Алиса устало распрямила спину и улыбнулась. Перечитала только что написанный фрагмент лэ о боярышнике – последний. В нем боярышнику ничего не оставалось, как расцвести, что послушное шипастое растение и сделало. Прогуливаясь днем в Булонском лесу, Marie de France разглядывала едва распустившиеся круглые соцветия скромных белых цветочков. Нюхала: запах тоже был какой-то робкий… Но что-то таинственное, что-то маняще-загадочное было в этой странной скромности.
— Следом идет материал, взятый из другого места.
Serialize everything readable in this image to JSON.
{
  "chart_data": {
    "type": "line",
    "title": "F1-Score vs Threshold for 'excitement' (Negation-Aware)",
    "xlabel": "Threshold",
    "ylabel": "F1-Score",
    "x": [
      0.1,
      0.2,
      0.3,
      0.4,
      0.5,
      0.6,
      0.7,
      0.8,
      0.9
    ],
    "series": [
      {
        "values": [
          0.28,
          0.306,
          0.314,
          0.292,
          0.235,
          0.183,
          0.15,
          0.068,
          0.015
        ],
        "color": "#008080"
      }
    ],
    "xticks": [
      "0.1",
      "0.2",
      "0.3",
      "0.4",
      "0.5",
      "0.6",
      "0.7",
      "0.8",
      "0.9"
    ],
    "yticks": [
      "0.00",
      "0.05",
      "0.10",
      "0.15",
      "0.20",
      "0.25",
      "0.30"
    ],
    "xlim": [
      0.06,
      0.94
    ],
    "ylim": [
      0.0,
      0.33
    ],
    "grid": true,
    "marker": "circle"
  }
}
Острые, длинные шипы цвета давно запекшейся крови скрывались под темно-зеленым плащом вырезных листьев. Но времени разгадать тайну боярышника не было. И не было потому, что оно настало для последнего письма-мистификации. «Хватит уже, – думала девушка. – Скоро увидимся… Скоро увидимся!»

Зазвонил мобильник.

– Позвольте вас поздравить, – сказал голос по-французски. – Ваш первый роман вышел в свет. Мы ждем вас в редакции… – И они условились о встрече.
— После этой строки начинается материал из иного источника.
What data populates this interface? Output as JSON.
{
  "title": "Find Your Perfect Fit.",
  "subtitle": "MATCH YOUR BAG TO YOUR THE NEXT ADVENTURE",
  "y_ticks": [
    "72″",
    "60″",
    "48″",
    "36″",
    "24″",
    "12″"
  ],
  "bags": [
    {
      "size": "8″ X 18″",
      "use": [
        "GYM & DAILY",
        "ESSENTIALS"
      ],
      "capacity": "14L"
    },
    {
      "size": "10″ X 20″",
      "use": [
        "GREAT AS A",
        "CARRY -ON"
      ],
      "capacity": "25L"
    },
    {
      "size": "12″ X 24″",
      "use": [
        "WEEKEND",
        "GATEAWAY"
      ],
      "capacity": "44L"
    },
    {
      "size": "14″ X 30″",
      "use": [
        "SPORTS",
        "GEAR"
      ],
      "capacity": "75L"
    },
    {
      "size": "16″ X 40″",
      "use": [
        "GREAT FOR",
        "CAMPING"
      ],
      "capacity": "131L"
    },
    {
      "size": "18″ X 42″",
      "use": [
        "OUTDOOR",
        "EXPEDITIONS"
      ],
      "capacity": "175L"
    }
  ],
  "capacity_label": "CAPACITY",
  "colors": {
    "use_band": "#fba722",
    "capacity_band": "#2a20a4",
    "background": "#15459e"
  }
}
До нее оставалось несколько часов, но Алиса выскочила из дома. Платаны распустились, и тени листьев метались по стенам и тротуару. Дул сильный ветер, по низкому небу Парижа наперегонки мчались облака. Все знакомые были заняты, и только к вечеру, сразу после получения авторских экземпляров, можно было начинать праздновать.

Она шла быстро, почти бежала, то и дело взглядывая на проносящееся над ней небесное море. Упала на траву чужого леса и лежа смотрела ввысь.
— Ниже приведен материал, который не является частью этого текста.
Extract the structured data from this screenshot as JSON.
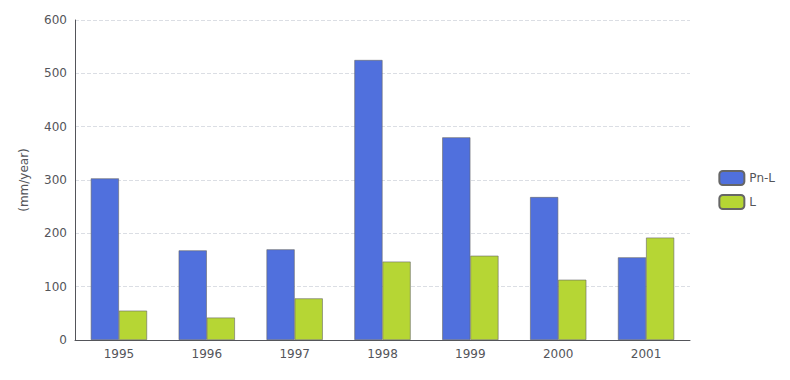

Облака тают, и маленький диск солнца вкатывается все выше. Вот он в зените, чуть прикрытый слабой, еле заметной и тонкой сетью почти невидимых облачных нитей.

И прямо, прямо к нему, кружа и на миг замирая, поднимается птица – небольшая птица с узкими крыльями и длинным хвостом. Из поднебесья слышится резкий и звонкий клекот.

Она узнает эту птицу. Это она сама – Тирселе. Она, в которой от Алисы – стриптизерши, крысенка московских предместий, маленькой девочки, брошенной отцом и не знающей о себе ничего, той Алисы, чьим развлечением было шататься по вечерним улицам и пинать ногой урны, чтобы из них выпрыгивали испуганные крысы, а потом смотреть, как они убегают, или писать мерзкие эсэмэски женам буржуазных бонвиванов – от той, одинокой, жалкой и смелой, Алисы осталось самое главное.

Свобода как цель. Как мечта. Как жизнь. Жажда, страсть свободы – от людей, от одиночества, от рабской, беззащитной, попранной любви.

Она искала ее, свою свободу, и обрела – но не там, где ждала. Цеплялась за деньги, идеи, цинизм, квартиры – все за чужое, и за все чужое. А свобода оказалась в ней самой – как дар. Ей, только ей дарованный талант и смелость в него поверить. Вот как все оказалось просто!